Il importe de repenser la place de Marseille et de son port dans l’espace de la Méditerranée. Cette place peut être importante dans trois domaines. Le premier est celui de la politique : Marseille joue un rôle important dans les conflits qui se déroulent dans le monde méditerranéen, par exemple en accueillant des réfugiés, mais elle pourrait devenir un lieu, en quelque sorte neutre, d’échanges entre les acteurs de ces conflits. Le second rôle que pourraient jouer Marseille et son port dans l’espace de la Méditerranée pourrait être celui d’un lieu de réflexion prospective sur ce que pourrait être l’avenir économique méditerranéen. Enfin, le port de Marseille pourrait jouer un rôle important dans l’élaboration de nouveaux modes d’échanges, de nouvelles logiques de transport maritime et de nouvelles pratiques logistiques tournées vers le monde de demain.

 

Le port de Marseille et la mondialisation

Ne nous trompons pas : tout le monde commence à s’accorder, aujourd’hui, sur l’idée selon laquelle la mondialisation a une place majeure dans la propagation du coronavirus dans le monde entier. En ce sens, l’activité de Marseille peut lui assurer une place majeure dans l’économie du monde – mais aussi dans la diffusion du coronavirus. Il importe, dans ces conditions, de mettre en œuvre une réflexion approfondie et d’engager une politique active dans l’élaboration d’une politique économique de la métropole marseillaise lui permettant de retrouver une place importante dans un espace économique devenu mondial, mais il faut, pour cela, penser une économie d’échanges et de circulation dans le monde qui ne se confonde pas avec une mondialisation qui semble dominée par le libéralisme au lieu de l’être par une politique d’échanges de nature à assurer une véritable prospérité aux habitants des pays du monde qui ont fini par être livrés par leurs dirigeants à ce qui est devenu le totalitarisme libéral de la mondialisation.

 

Le port dans l’économie de la ville et de la métropole

Si le port fut la source de la richesse de Marseille et de sa grandeur, il y a quand même une grande différence entre la situation du passé et celle du présent.
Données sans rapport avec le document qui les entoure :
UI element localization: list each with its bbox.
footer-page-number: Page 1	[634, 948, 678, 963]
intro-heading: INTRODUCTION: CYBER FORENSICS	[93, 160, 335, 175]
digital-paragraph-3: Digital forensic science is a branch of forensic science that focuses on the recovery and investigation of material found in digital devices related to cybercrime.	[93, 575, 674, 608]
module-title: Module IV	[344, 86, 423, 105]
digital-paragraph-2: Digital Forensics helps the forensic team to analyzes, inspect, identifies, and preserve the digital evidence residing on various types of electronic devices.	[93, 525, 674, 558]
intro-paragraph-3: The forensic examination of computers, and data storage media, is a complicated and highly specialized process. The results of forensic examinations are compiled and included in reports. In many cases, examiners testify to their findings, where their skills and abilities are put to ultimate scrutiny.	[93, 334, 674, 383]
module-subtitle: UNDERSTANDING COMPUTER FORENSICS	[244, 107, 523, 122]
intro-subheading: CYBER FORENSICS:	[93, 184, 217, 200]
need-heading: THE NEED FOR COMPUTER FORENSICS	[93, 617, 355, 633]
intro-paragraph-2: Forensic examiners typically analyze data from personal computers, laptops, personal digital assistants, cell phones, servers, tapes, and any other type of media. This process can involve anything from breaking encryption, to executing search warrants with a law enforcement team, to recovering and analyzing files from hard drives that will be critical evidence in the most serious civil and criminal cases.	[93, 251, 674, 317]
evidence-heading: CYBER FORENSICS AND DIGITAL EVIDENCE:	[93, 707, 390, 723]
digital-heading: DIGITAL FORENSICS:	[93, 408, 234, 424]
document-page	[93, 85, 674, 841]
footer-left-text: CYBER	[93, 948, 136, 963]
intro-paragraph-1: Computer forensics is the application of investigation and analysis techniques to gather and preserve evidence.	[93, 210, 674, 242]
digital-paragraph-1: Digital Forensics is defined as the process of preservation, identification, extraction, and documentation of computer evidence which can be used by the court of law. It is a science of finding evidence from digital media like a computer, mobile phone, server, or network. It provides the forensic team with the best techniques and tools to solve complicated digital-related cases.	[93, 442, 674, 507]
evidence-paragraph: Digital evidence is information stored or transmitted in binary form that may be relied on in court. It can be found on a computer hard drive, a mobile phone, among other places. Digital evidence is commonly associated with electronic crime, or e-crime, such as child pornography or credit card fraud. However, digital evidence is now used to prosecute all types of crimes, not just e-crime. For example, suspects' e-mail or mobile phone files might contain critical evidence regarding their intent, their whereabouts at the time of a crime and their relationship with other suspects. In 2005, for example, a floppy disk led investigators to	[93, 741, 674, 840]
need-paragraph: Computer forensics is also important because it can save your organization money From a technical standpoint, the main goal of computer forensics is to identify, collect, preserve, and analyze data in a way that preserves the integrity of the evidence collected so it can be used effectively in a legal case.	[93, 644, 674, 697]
À la lecture de l’article de Violette Artaud sur les croisiéristes, je me disais qu’il y a tout de même une différence entre la peste de 1720 et les croisiéristes d’aujourd’hui : à la limite, même si elle fut dramatique et même si l’arrivée du bateau chargé de la peste dans le port de Marseille a entrainé l’arrivée de la mort, on peut dire que ce bateau jouait un rôle réel dans l’économie de la ville et dans celle de la France et dan celle de l’espace méditerranéen, alors que les croisiéristes apportent le risque de la maladie pour un projet économique de simple tourisme, pour une activité économique qui ne sert à rien dans le développement de la ville et dans son futur – sauf à penser que Marseille se décide à devenir une ville livrée au loisir et au tourisme, comme tant de villes des pays du monde du Sud.

Pour que Marseille retrouve la prospérité, il faut qu’elle cesse de se complaire ainsi dans l’évocation des figures devenues mythiques d’un passé révolu et qu’elle retrouve une activité réelle dans l’économie et dans les échanges du monde contemporain.